Where tragedy in the Third World has hit hardest--Africa--is also where population densities are relatively low: less than one-tenth that of India. The cause for the brutal starvation in Rwanda recently, or in Somalia, Ethiopia, and elsewhere several years ago, is almost always war, or repression of various kinds. Africa is poor because its leaders subjugate its peoples, because development agencies foist unsound development on them, and because Third World debt--which was incurred without the public's approval--kept people poor.

The most densely populated regions of the world tend to be along bodies of water, such as the Yangtze River in China and the Ganges in India. People live along rivers because they provide transportation and irrigation water, while river deltas provide rich agricultural land and fisheries, allowing people to live in relative prosperity.

Short of war, nothing could cause greater havoc to Third World populations than to disrupt the ecologies and economies of these Third World breadbaskets.

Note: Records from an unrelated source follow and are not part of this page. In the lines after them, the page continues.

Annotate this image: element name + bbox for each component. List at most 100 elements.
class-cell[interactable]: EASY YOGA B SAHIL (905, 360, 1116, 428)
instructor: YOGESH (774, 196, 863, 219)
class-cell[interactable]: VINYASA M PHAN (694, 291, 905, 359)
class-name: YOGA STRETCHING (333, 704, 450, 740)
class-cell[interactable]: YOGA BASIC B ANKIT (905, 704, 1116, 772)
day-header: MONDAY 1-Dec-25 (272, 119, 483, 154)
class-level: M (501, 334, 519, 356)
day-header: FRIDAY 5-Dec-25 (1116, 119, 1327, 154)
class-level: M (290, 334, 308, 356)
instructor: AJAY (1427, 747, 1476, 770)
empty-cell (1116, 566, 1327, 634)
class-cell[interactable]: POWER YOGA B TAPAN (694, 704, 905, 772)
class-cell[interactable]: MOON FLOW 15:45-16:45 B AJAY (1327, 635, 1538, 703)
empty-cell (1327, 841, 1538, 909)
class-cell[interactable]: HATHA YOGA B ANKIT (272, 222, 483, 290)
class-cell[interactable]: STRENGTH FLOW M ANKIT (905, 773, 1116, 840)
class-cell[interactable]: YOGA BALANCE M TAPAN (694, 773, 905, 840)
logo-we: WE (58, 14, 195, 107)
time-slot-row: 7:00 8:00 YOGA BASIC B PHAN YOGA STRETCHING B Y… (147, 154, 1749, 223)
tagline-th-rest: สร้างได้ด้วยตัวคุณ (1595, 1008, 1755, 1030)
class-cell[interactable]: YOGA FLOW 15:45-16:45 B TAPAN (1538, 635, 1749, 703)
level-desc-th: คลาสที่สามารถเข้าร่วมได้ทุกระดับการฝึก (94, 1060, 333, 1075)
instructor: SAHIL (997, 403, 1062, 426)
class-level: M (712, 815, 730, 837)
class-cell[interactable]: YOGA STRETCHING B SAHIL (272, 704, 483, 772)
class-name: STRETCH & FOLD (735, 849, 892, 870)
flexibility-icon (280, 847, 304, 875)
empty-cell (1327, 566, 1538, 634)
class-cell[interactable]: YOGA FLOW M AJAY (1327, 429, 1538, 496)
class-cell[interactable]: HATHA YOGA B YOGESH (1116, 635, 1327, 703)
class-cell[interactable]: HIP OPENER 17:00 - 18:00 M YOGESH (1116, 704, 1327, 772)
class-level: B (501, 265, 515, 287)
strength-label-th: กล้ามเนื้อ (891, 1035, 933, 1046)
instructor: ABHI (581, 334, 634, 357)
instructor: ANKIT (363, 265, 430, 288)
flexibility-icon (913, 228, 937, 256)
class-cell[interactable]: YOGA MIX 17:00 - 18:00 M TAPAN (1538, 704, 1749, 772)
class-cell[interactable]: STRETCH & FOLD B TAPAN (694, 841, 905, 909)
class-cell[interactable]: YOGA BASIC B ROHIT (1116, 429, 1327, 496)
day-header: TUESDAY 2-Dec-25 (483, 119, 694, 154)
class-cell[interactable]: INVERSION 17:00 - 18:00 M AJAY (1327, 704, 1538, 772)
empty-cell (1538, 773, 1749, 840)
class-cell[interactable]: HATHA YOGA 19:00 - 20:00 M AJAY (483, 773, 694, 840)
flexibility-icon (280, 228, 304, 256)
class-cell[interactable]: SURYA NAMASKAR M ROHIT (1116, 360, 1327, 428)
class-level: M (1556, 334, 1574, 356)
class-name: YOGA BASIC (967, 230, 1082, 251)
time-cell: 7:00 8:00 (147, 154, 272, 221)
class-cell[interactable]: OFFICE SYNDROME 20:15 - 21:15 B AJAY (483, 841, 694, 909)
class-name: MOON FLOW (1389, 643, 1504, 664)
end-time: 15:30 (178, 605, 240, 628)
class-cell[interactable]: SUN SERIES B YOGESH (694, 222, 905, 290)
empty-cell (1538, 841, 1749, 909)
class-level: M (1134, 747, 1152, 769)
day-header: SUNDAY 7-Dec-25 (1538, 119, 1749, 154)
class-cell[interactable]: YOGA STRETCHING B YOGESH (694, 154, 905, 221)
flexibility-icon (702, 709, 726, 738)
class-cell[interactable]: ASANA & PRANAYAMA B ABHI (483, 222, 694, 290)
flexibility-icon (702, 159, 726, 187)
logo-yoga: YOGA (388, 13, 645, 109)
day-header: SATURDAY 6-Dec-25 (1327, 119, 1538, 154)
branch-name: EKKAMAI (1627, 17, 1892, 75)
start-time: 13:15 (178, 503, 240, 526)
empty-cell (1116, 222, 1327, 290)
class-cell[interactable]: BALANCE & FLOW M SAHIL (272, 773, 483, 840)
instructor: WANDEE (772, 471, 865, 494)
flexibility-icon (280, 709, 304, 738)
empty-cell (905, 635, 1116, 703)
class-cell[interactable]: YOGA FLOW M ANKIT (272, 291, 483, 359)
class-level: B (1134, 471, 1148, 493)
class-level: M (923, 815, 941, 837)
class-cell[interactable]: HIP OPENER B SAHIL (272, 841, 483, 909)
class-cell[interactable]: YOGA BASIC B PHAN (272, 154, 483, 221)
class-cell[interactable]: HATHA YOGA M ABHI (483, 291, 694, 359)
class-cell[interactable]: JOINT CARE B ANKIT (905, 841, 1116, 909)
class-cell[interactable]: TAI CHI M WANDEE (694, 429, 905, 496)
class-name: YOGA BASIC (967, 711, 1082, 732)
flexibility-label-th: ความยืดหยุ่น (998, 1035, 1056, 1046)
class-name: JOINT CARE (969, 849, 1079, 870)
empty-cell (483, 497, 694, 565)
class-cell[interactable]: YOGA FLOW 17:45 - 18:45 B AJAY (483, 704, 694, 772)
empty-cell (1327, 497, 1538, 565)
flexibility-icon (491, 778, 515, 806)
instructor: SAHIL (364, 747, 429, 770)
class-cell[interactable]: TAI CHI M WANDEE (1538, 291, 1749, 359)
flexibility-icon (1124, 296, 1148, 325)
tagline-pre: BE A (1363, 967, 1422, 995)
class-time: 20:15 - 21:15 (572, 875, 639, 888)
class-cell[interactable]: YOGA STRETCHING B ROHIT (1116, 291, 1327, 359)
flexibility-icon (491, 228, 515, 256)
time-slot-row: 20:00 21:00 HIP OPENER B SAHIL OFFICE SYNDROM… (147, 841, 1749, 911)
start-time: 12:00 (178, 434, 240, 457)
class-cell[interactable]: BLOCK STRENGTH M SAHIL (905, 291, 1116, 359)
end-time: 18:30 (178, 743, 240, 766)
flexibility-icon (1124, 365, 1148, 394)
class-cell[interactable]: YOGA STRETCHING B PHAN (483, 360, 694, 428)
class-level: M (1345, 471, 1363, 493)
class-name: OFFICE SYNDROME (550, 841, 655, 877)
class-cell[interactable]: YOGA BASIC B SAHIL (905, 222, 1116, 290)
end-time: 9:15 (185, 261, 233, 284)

Yet that is exactly what the World Bank and other development banks have done through massive dams that have thrown these populations into upheaval by flooding them off their land.(f.3) In the past, World Bank hydro projects alone have displaced 10 million people, and the pace today is accelerating: the Three Gorges dam in China threatens to create a population migration nightmare by moving 1.3 million people off the Yangtze River, and the Narmada Project--a complex of 3,000 dams planned along the length of India's Narmada River, threatens another one million.

To the great frustration of Third World citizens' groups, most Westerners do not understand these facts-on-the-ground: when asked what the Third World's number one problem is, Westerners generally cite the fictitious "population crisis." These Third World groups know that as long as Western governments and international agencies like the World Bank are able to focus Westerners--who fund most of the Third World's destruction--on imaginary problems the funding of more devastating development projects will continue. Third World citizens' groups also want Western citizens to know that foreign aid-funded development has only bred dependence. The countries that receive the most foreign aid, in fact, are worse off than they were before the development dollars started flowing. While aid to Africa increased more than tenfold between 1970 and 1988, Africans are poorer. After $100 billion in investments, Africa's economy shrank by 20%--the GNP of that entire continent compares to that of Belgium, which has a land mass of 1% the size of Africa.(f.4)

We must not let government aid agencies get away with blaming the people of the Third World for the governments' failed attempts at development. Development won't come to Africa and other poor parts of the Third World until people are empowered, and able to direct their development. That's why Probe International has been working with grassroots citizens' groups in the Third World to defend their customary rights to the land, forests, air, and water that they depend upon. Until these decentralized and democratic resource-use systems are recognized and enforced in law--systems that have sustained Third World populations for millennia--unaccountable development as practised by the World Bank and other government aid agencies will continue to undermine Third World populations and their environments.

Footnotes

(f.1) In the Name of Progress: the Underside of Foreign Aid, by Patricia Adams and Lawrence Solomon (Earthscan), 1991.
(f.2) Nicholas Eberstadt, "What You Won't Hear at Cairo" in Wall Street Journal, Sept. 6, 1994.
(f.3) Damming the Rivers: The World Bank's Lending for Large Dams, by Leonard Sklar and Patrick McCully, International Rivers Network. Working Paper 5, November 1994.
(f.4) Sub-Sabaran Africa: From Crisis to Sustainable Growth, A Long-Term Perspective Study by the World Bank, Washington, 1989; also see "Africa, The Long Goodbye" by David Ewing Duncan, in The Atlantic, U.S., July 1990.

Patricia Adams is executive director of Probe International and the author of In the Name of Progress (Earthscan 1991) and Odious Debts (Earthscan 1991).